I manage two sites that are connected via an IPSEC Tunnel with IPFire routers on both sides managing the VPN. I have a Synology backup appliance on the local lan, and on the remote site. Backups work perfect with no issues from local servers to the local synology, but then the Snapshot replication to the remote site’s Synology has been spotty, and hit or miss. The snapshot replication app just seems to stall with no error messages. After fighting these issues for a year with Synology they keep coming back saying that they are seeing lots of timeout and is claiming that our network is “unstable”. I can regularly ping all switches, the local IPFire, the remote IPFire, the remote synology, the local synology without any issues. I’ve run wireshark captures and I can’t find any problems. I started running an EMCO ping monitor session on both sides to check and log network activity from both sides of the network to watch for outages. I know there have been some issues with DNS that have affected things at times, but nothing to warrant a constant struggle to get backups to transfer over as they claim. I don’t see anything of concern in /var/log/messages, The synology device on both sides are connecting by IP not by name, so I don’t think DNS is a factor.
I’m looking for ideas on what to check or what to watch for. If this was your network and your situation what would you watch for or check to validate / disprove their ‘network is unstable’ claim?
Is there any QoS rule running between your sites?
Would you please explicitate your ISP capabilities, if possible?
Are Synology devices aware of reduced bandwidth between them?
Synology devices did an initial sync next to each other with a cross over cable, since then everything is done to the offsite location.
In active backup for business the on site backup app they have sections for backing up physical servers, virtual servers pc’s and file servers. We have file servers that are virtual and up until recently I thought that I needed backups as virtual and file servers, so I can restore individual files without the whole vm, but I’ve since learned how to restore individual files from virtual machines. Their claiming they there are two factors, network instability and the sheer number of files we have. All together it’s about 30 TB, 650,000,000 files after dedup
It’s possible, I’m not ruling out anything at this point. Given that both network cards are 1 Gbps cards, and the connections attached to them are 50Mbps and 75 Mbps I doubt that there is a bottleneck on the network cards. System Components interuption might be a factor but I honestly don’t know where to look.

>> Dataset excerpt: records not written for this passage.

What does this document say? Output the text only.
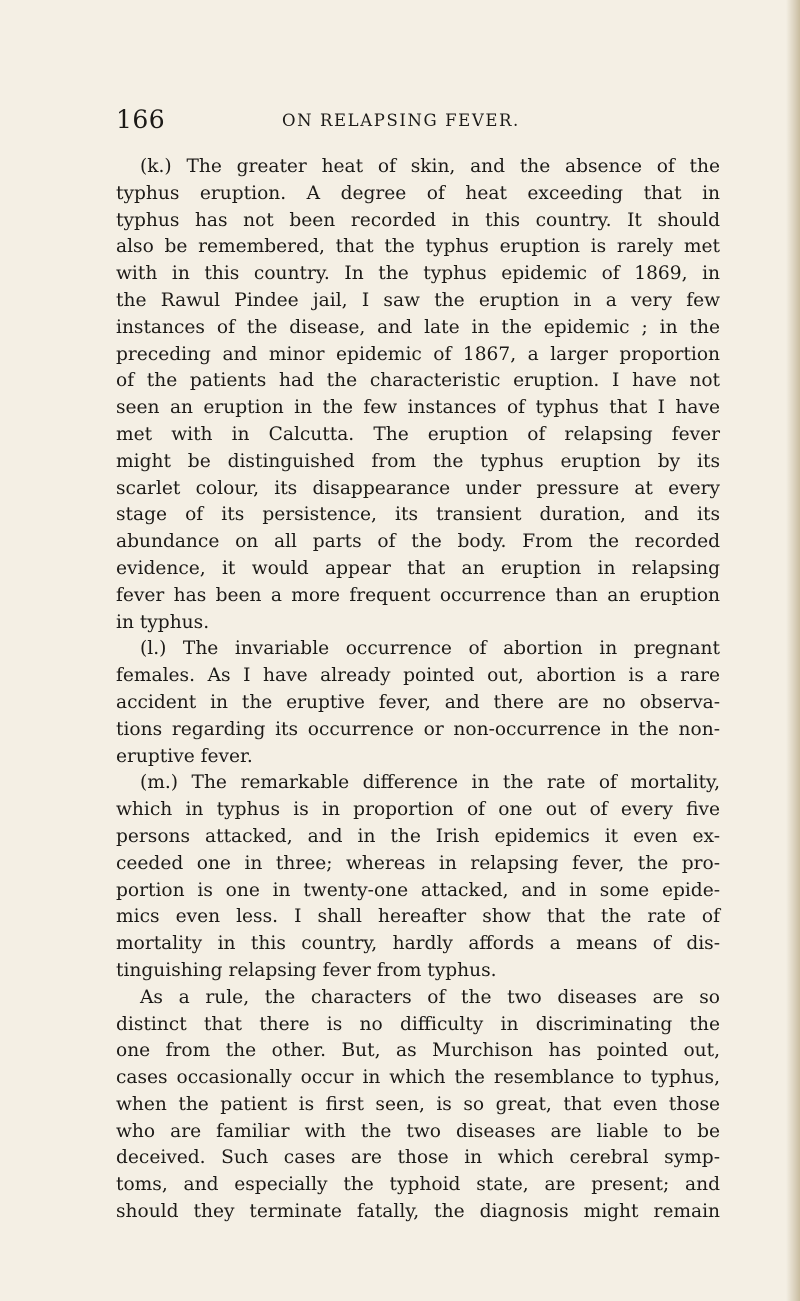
166	ON RELAPSING FEVER.
(k.) The greater heat of skin, and the absence of the
typhus eruption. A degree of heat exceeding that in
typhus has not been recorded in this country. It should
also be remembered, that the typhus eruption is rarely met
with in this country. In the typhus epidemic of 1869, in
the Rawul Pindee jail, I saw the eruption in a very few
instances of the disease, and late in the epidemic ; in the
preceding and minor epidemic of 1867, a larger proportion
of the patients had the characteristic eruption. I have not
seen an eruption in the few instances of typhus that I have
met with in Calcutta. The eruption of relapsing fever
might be distinguished from the typhus eruption by its
scarlet colour, its disappearance under pressure at every
stage of its persistence, its transient duration, and its
abundance on all parts of the body. From the recorded
evidence, it would appear that an eruption in relapsing
fever has been a more frequent occurrence than an eruption
in typhus.
(l.) The invariable occurrence of abortion in pregnant
females. As I have already pointed out, abortion is a rare
accident in the eruptive fever, and there are no observa-
tions regarding its occurrence or non-occurrence in the non-
eruptive fever.
(m.) The remarkable difference in the rate of mortality,
which in typhus is in proportion of one out of every five
persons attacked, and in the Irish epidemics it even ex-
ceeded one in three; whereas in relapsing fever, the pro-
portion is one in twenty-one attacked, and in some epide-
mics even less. I shall hereafter show that the rate of
mortality in this country, hardly affords a means of dis-
tinguishing relapsing fever from typhus.
As a rule, the characters of the two diseases are so
distinct that there is no difficulty in discriminating the
one from the other. But, as Murchison has pointed out,
cases occasionally occur in which the resemblance to typhus,
when the patient is first seen, is so great, that even those
who are familiar with the two diseases are liable to be
deceived. Such cases are those in which cerebral symp-
toms, and especially the typhoid state, are present; and
should they terminate fatally, the diagnosis might remain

I really don’t know how to answer that. There is no setting in the application that I can see to ‘throttle’ the snapshot replication process to a lower bandwidth, the whole process just happens as fast as both systems are capable of running. The only settings that I have options are:
Partner Server
-Server name or IP address
-username
-password
[x] use encrypted connection
schedule
[x] enable replication schedule
Select days: Daily
Starting at: 00:30
Frequency: Every day
Repeat until (grayed out)
Timeout notification settings for the scheduled sync Waiting time (minute): 720
[ ] only send snapshots within the transfer window
grayed out
Advanced
[ ] Replicate local snapshots
[ ] Use the time in the GMT + 0 time zone to name the snapshots
Each time I start a job, the process starts out, seems go go well for a number of hours then for no particular reason, it just seems to hang, then it just looks like this.
The job will stay in this state indefinitely, until I reboot the device or restart the job. The first 8GB of this this job processed within the first few hours of the job started, then some time yesterday morning it just seems to hang. No error messages on either end. I can actively ping both devices, the network is not down, the job just stops. Any suggestions on things to change?
I am sorry, but i am not too much familiar with Synology products and apps.
A competitor (QNAP) into Hybrid Backup Sync app allow to set the bandwidth for every operation configured, if RTRR protocol is used for data transfer. This is quite useful setting for backup amongs remote site (even with a 100/10 source/14/2 destination DSL Connection). TCP BBR is the name of the option (cannot provide screenshot currently).
A fast internet search suggested to assign specific bandwidth to the user in charge of the operation, but maybe snapshot replication don’t need a user. Or the target should be correctly classified. I truly don’t know.
Don’t get me wrong: if your IPSec connection has problems, these hints won’t help you solve them. And I trust that Synology can really do the job if the configuration has done properly. But sometimes, transport is not the real problem, only one component of the failure.